Hoe beoordeelt Allianz de redelijkheid van de buitengerechtelijke kosten? Of de door uw belangenbehartiger in rekening gebrachte kosten redelijk zijn, hangt af van diverse factoren. Van belang zijn vooral de hoogte van het uurtarief, het aantal bestede uren, hoe complex de werkzaamheden zijn en de verhouding van de buitengerechtelijke kosten ten opzichte van de hoogte van uw overige schadeposten.
( ... )"
2.5.
Mr. Gemachtigde heeft op 25 november 2020, op 19 januari 2021, 4 februari 2021, 18 mei 2021, 21 juni 20121 en 21 oktober 2021 nota's gestuurd aan Allianz voor buitengerechtelijke kosten voor in totaal een bedrag van € 5.878,60.
2.6.
Allianz heeft op 26 januari 2021, 19 april 2021 en op 2 augustus 2021 bevoorschot op de buitengerechtelijke kosten. In totaal voor een bedrag van € 3.000,00.
2.7.
Op 13 maart 2021 raakte Benadeelde betrokken bij een tweede ongeval. De aansprakelijke partij bij dat ongeval was verzekerd bij Nationale Nederlanden. Nationale Nederlanden heeft de aansprakelijkheid op 19 april 2021 erkend.
2.8.
Allianz treedt op al regelend verzekeraar voor de schadeafwikkeling van de schade van beide ongevallen.
2.9.
Naar aanleiding van een verzoek van mr. Gemachtigde van 21 juni 2021 om een voorschot op de buitengerechtelijke kosten, heeft Allianz geschreven het medisch advies te willen afwachten.
2.10.
Op 7 oktober 2021 heeft Allianz het volgende aan mr. Gemachtigde geschreven:
"In het dossier van de heer Benadeelde beschikken wij inmiddels over het medisch advies van Medas. Een afschrift van het advies treft u in de bijlage.

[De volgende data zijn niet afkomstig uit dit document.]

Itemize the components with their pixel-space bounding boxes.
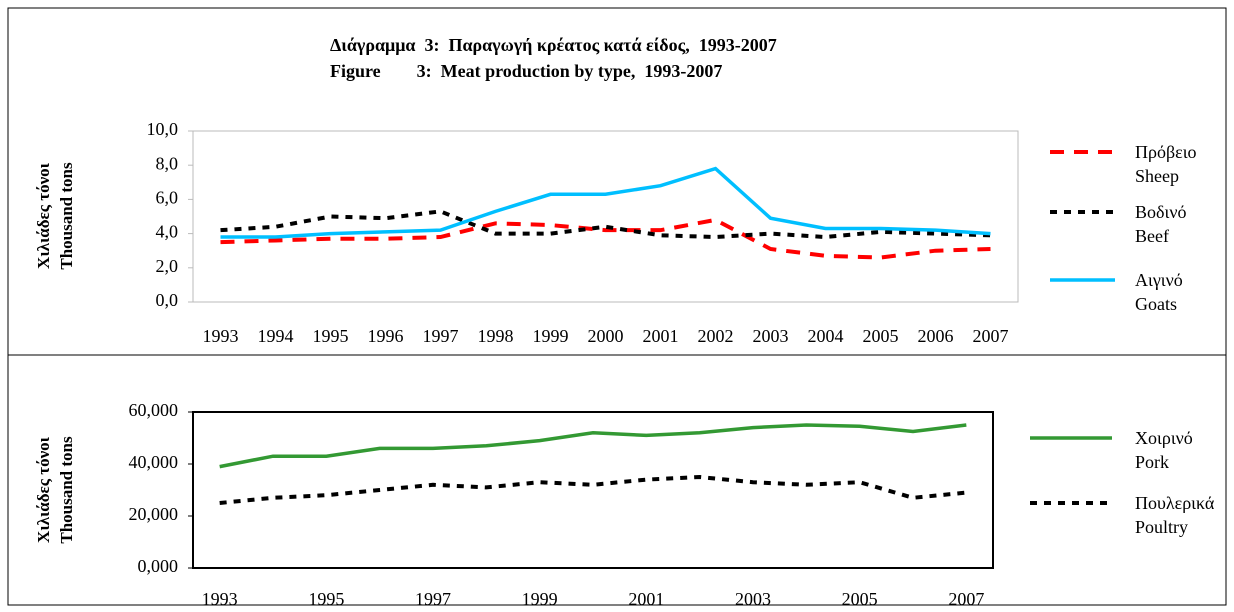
legend-label: Pork: [1135, 452, 1169, 472]
x-tick-label: 1993: [202, 589, 238, 609]
x-tick-label: 1996: [368, 326, 404, 346]
y-tick-label: 8,0: [156, 153, 179, 173]
plot-frame: [192, 411, 994, 569]
legend-label: Poultry: [1135, 517, 1188, 537]
legend-label: Beef: [1135, 226, 1169, 246]
plot-frame: [192, 130, 1019, 303]
y-tick-label: 0,0: [156, 290, 179, 310]
chart-title: Διάγραμμα 3: Παραγωγή κρέατος κατά είδος…: [330, 35, 777, 55]
legend-label: Πρόβειο: [1135, 142, 1197, 162]
legend-label: Sheep: [1135, 166, 1179, 186]
y-tick-label: 2,0: [156, 256, 179, 276]
x-tick-label: 2001: [628, 589, 664, 609]
series-line: [220, 217, 991, 260]
x-tick-label: 1999: [533, 326, 569, 346]
x-tick-label: 2003: [735, 589, 771, 609]
chart-frame: [7, 354, 1227, 606]
y-tick-label: 0,000: [138, 556, 179, 576]
legend-label: Πουλερικά: [1135, 493, 1215, 513]
y-tick-label: 20,000: [129, 504, 179, 524]
series-line: [219, 423, 967, 469]
legend-label: Βοδινό: [1135, 202, 1186, 222]
y-axis-label: Thousand tons: [57, 162, 76, 270]
x-tick-label: 2005: [842, 589, 878, 609]
series-line: [220, 166, 991, 239]
legend-label: Χοιρινό: [1135, 428, 1193, 448]
x-tick-label: 1993: [203, 326, 239, 346]
x-tick-label: 1997: [423, 326, 459, 346]
x-tick-label: 1995: [308, 589, 344, 609]
y-tick-label: 10,0: [147, 119, 179, 139]
y-tick-label: 6,0: [156, 188, 179, 208]
series-line: [219, 474, 967, 505]
x-tick-label: 1999: [522, 589, 558, 609]
x-tick-label: 2000: [588, 326, 624, 346]
chart-frame: [7, 7, 1227, 356]
y-axis-label: Χιλιάδες τόνοι: [34, 436, 53, 543]
chart-subtitle: Figure 3: Meat production by type, 1993-…: [330, 61, 722, 81]
y-tick-label: 40,000: [129, 452, 179, 472]
x-tick-label: 2006: [918, 326, 954, 346]
x-tick-label: 2007: [948, 589, 984, 609]
series-line: [220, 209, 991, 240]
x-tick-label: 2001: [643, 326, 679, 346]
x-tick-label: 1994: [258, 326, 294, 346]
x-tick-label: 2003: [753, 326, 789, 346]
legend-label: Goats: [1135, 294, 1177, 314]
y-tick-label: 4,0: [156, 222, 179, 242]
y-axis-label: Thousand tons: [57, 436, 76, 544]
legend-label: Αιγινό: [1135, 270, 1183, 290]
x-tick-label: 2007: [973, 326, 1009, 346]
x-tick-label: 1995: [313, 326, 349, 346]
x-tick-label: 1998: [478, 326, 514, 346]
x-tick-label: 2005: [863, 326, 899, 346]
y-axis-label: Χιλιάδες τόνοι: [34, 162, 53, 269]
y-tick-label: 60,000: [129, 400, 179, 420]
x-tick-label: 2002: [698, 326, 734, 346]
x-tick-label: 2004: [808, 326, 844, 346]
x-tick-label: 1997: [415, 589, 451, 609]
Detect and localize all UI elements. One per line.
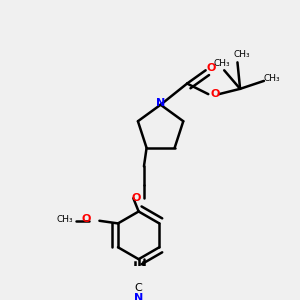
- Text: O: O: [206, 63, 216, 73]
- Text: C: C: [135, 283, 142, 293]
- Text: CH₃: CH₃: [233, 50, 250, 59]
- Text: CH₃: CH₃: [56, 215, 73, 224]
- Text: O: O: [210, 89, 220, 99]
- Text: N: N: [156, 98, 165, 108]
- Text: CH₃: CH₃: [213, 59, 230, 68]
- Text: N: N: [134, 292, 143, 300]
- Text: O: O: [131, 193, 141, 203]
- Text: O: O: [82, 214, 91, 224]
- Text: CH₃: CH₃: [264, 74, 280, 83]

Samenvattend geeft de medisch adviseur aan dat client na het ongeval van 4 oktober 2020 opnieuw klachten heeft gemeld aan diens linkerschouder, waar hij eerder mee bekend is geweest. Uit de medische informatie lijkt volgens de medisch adviseur te volgen dat deze eerdere schouderklachten mogelijk niet geheel hersteld zijn geweest.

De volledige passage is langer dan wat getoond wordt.